# If $r = \frac{1}{|G|} \sum_{g \in G} \chi(g^{-1})g$, then $r^2 = 1/(\chi(1)) r$ in the group algebra

Suppose we have a finite group $$G$$ and an irreducible character $$\chi$$ of $$G$$. Now, define in $$\mathbb{C} G$$ (the group algebra / group ring of $$G$$), the element $$r = \frac{1}{|G|} \sum_{g \in G} \chi(g^{-1})g.$$

How do we prove that $$\displaystyle r^2 = \frac{1}{\chi(1)} r$$?

We know that $$\mathbb{C} G = \bigoplus_{i=1}^n \left( \bigoplus_{j=1}^{\dim(U_i)} U_j\right),$$ where $$U_1, U_2, \cdots, U_n$$ are all the non-isomorphic irreducible $$\mathbb{C} G-$$modules ($$G-$$vector spaces).

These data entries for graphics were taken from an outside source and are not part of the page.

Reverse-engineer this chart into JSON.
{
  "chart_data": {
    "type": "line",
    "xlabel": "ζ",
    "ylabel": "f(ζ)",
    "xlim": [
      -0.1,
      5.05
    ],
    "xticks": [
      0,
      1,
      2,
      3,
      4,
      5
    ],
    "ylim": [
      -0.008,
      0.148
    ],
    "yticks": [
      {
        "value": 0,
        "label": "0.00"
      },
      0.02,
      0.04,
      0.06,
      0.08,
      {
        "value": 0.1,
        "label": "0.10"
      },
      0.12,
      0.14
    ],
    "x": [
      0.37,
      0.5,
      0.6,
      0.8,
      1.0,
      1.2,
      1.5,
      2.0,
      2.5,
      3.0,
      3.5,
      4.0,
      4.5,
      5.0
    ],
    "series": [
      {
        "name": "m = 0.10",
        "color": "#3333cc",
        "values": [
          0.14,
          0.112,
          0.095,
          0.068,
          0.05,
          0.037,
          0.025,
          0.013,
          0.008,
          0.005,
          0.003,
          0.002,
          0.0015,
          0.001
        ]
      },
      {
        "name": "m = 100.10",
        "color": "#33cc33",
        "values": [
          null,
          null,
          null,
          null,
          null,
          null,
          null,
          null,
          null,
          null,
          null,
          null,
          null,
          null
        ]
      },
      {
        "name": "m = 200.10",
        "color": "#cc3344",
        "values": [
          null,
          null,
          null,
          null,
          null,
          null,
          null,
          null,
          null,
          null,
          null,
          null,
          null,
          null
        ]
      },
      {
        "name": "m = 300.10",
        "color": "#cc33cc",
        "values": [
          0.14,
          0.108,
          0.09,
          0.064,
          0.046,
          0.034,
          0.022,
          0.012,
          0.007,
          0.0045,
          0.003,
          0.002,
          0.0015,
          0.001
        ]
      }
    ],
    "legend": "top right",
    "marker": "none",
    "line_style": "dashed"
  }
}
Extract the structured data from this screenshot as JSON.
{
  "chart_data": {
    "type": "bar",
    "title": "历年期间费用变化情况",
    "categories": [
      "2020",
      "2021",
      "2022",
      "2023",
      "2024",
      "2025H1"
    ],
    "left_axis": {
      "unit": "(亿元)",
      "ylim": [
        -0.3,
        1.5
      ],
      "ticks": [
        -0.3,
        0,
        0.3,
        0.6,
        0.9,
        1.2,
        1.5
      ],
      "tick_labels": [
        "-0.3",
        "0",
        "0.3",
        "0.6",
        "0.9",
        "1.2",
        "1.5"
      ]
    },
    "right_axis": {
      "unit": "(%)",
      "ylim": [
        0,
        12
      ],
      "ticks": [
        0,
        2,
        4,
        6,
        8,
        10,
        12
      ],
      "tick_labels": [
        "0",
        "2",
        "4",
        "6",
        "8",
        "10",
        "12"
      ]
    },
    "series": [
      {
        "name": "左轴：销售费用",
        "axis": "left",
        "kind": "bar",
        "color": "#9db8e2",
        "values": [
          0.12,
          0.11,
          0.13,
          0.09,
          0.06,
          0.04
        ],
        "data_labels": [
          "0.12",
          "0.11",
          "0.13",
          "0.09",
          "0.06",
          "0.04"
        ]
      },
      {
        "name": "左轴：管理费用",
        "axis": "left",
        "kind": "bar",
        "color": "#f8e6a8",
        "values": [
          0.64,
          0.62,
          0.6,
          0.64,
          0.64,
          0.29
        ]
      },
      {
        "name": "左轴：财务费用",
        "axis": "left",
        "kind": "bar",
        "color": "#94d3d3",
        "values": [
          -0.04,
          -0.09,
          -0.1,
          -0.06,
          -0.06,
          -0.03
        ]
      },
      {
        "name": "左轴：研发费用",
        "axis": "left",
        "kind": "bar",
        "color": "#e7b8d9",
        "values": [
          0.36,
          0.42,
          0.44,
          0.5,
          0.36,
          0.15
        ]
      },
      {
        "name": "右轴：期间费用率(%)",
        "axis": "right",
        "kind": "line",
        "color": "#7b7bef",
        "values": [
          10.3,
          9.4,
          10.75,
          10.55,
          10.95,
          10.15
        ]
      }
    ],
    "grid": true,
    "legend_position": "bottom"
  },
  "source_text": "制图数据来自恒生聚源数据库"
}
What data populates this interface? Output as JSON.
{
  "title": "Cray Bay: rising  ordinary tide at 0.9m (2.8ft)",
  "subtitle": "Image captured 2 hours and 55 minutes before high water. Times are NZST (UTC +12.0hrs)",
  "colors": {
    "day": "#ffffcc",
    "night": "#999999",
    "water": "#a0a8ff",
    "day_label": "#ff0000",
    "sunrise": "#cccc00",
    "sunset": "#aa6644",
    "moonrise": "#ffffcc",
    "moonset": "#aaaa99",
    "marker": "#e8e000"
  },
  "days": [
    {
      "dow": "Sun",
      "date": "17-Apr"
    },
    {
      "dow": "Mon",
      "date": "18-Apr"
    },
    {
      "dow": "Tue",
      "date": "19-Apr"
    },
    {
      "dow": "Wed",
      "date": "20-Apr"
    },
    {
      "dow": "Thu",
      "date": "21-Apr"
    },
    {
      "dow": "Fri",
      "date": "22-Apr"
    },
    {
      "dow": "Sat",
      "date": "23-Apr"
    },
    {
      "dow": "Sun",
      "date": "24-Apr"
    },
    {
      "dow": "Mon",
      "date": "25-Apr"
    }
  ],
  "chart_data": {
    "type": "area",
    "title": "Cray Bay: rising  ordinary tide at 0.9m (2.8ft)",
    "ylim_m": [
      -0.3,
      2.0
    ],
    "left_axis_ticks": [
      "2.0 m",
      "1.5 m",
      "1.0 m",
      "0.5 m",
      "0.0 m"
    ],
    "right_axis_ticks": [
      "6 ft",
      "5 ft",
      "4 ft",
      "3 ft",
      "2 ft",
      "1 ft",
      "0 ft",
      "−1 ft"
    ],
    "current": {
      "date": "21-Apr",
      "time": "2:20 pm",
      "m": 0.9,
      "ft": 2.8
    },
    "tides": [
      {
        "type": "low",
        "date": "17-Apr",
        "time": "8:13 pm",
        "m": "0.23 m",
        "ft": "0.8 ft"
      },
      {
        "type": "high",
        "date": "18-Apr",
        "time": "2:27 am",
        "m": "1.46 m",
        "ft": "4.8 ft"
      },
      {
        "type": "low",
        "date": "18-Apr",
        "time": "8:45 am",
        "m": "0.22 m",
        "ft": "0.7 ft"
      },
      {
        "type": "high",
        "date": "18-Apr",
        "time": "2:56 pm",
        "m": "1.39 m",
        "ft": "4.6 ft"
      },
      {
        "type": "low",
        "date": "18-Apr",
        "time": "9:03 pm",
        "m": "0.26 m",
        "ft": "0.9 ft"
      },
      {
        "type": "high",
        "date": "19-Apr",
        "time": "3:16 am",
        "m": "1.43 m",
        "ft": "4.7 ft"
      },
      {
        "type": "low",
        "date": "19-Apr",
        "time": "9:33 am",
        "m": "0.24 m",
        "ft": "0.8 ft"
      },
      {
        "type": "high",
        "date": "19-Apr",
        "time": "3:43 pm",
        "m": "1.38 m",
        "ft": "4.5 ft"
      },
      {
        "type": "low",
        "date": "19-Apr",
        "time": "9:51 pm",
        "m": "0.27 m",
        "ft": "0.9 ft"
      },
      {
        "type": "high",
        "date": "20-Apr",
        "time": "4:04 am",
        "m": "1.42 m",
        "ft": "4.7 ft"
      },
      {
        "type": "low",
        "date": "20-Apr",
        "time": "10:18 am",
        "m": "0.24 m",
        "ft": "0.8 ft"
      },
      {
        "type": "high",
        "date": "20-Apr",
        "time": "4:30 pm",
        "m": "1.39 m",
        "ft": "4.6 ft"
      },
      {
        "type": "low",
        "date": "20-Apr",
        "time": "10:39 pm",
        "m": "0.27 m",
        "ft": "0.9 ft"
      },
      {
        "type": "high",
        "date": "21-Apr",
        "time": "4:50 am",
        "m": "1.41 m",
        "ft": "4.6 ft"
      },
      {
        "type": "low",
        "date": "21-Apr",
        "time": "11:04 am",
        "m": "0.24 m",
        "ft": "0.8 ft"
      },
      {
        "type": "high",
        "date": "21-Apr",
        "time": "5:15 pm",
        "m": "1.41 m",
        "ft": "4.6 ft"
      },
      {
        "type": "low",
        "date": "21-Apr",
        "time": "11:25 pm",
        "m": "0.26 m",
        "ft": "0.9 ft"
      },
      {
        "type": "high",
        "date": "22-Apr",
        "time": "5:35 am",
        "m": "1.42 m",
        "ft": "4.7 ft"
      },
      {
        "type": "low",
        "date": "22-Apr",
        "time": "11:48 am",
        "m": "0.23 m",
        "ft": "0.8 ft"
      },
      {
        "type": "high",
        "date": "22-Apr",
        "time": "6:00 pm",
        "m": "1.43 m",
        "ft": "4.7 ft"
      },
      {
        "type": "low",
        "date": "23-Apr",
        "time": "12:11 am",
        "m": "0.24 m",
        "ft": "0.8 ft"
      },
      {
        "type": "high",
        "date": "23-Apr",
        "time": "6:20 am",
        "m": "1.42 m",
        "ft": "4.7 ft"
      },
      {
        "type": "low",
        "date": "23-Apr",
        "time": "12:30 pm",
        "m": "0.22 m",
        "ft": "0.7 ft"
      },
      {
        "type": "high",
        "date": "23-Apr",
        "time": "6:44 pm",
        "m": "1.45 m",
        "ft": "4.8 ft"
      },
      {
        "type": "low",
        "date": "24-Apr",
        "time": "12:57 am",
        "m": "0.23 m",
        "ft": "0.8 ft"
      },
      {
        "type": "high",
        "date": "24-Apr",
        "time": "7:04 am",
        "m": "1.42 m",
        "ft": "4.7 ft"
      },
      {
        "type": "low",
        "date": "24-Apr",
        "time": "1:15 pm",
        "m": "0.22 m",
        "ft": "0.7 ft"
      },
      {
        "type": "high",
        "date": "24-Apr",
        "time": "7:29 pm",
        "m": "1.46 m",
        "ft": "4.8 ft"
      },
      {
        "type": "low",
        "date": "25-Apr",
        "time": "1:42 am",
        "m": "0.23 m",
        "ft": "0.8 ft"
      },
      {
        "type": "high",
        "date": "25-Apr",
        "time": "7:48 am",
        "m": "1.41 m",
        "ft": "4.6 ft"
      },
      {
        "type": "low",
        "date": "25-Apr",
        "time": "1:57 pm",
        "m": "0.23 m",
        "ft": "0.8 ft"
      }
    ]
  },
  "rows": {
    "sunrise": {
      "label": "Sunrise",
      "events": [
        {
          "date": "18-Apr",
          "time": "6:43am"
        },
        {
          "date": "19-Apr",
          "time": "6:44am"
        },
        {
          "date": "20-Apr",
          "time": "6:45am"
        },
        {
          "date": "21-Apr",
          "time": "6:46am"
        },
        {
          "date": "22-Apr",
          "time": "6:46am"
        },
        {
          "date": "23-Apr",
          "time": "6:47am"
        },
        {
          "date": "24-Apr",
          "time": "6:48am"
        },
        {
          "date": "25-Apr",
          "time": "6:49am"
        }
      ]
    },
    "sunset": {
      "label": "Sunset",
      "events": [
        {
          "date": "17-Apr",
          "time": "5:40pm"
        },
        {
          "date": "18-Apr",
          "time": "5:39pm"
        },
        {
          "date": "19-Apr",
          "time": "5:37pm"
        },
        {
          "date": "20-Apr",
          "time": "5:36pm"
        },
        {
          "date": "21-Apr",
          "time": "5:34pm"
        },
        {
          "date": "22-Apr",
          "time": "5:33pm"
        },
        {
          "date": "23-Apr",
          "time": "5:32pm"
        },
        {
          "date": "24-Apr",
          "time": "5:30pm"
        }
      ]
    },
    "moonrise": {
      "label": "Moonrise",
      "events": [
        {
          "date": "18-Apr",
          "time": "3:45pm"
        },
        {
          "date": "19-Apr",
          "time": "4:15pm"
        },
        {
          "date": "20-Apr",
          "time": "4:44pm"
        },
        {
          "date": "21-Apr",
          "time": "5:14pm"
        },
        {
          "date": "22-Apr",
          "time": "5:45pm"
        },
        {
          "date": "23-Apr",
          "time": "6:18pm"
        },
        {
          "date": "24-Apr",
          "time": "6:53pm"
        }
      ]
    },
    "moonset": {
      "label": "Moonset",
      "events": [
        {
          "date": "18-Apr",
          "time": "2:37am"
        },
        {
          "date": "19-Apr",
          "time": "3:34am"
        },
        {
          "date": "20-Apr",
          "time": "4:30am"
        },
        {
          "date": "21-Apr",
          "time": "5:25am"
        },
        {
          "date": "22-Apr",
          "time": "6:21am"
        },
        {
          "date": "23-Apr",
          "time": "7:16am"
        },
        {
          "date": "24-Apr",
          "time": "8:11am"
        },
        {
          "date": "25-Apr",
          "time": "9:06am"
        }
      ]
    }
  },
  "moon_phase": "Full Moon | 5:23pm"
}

Moreover, we also see that $$r \cdot \mathbb{C} G = \{r \cdot v \ \mid \ v \in \mathbb{C} G\} = \bigoplus_{j=1}^k U,$$ where $$U$$ is the irreducible $$\mathbb{C} G-$$submodules of $$\mathbb{C} G$$ with character $$\chi$$, but I don't see how I can link this to the question.

I think that it is easier to show that $$e=\chi(1)r$$ is such that $$e^2=e$$.